Three Good Things (Free – iOS)
Evidence suggests that, if you write three good things down every day, your happiness and positivity increase. This simple little app is a great way for you to record what you’re grateful for. Each day, the app prompts you to think about what went well, with three boxes to type your comments in. You can add them all at once at the end of the day, or as they happen and get to level up for recording your thoughts on streaks of consecutive days. https://the3goodthings.org/about
For Me from Childline (iOS only 12+)
‘For me’ is the brand new way to get advice and support on loads of topics – from issues that can play a big part in everyone’s life, like school and exam stress, through to extremely personal issues, such as self-harm and mental health. https://www.childline.org.uk/toolbox/for-me/
Smiling Mind (Free iOS and Android)
Smiling Mind is a unique web and app-based programme developed by psychologists and educators to help bring balance to people’s lives. Smiling Mind is a 100% not-for-profit organisation that works to make mindfulness meditation accessible to all. The app has an easy-to-use interface for keeping track of your progress over time, both in terms of how many sessions you complete and how your emotions change. Families can set up sub-accounts from one login as well.

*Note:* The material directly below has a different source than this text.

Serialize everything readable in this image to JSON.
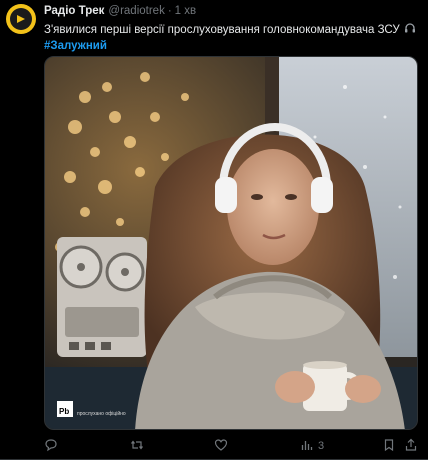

Kooth.com is commissioned by the NHS, Local Authorities, charities and businesses to provide anonymous and personalised mental health support for Children and Young People. With over 4000 logins per day, we provide end to end support whatever the need.https://www.koothplc.com/our-products/young-people
Shout is the UK's first and only free, confidential, 24/7 text messaging support service for anyone who is struggling to cope.
Since 2019 Shout have had more than 1.5 million conversations with people who are anxious, stressed, depressed, suicidal or overwhelmed and who need in-the-moment support.
Winston's Wish - giving hope to grieving children (winstonswish.org) is a well-known national organisation that supports young people who are grieving. They have a telephone helpline, an email service, and lots of information and practical resources (for young people, parents, and professionals).
Home - SimonSays
This is a Hampshire-based charity that provides support for young people up to the age of 18 as well as guidance for schools. They have also created a booklet for young people.
A youth website (part of the Cruse Bereavement Support), which was developed for young people by young people.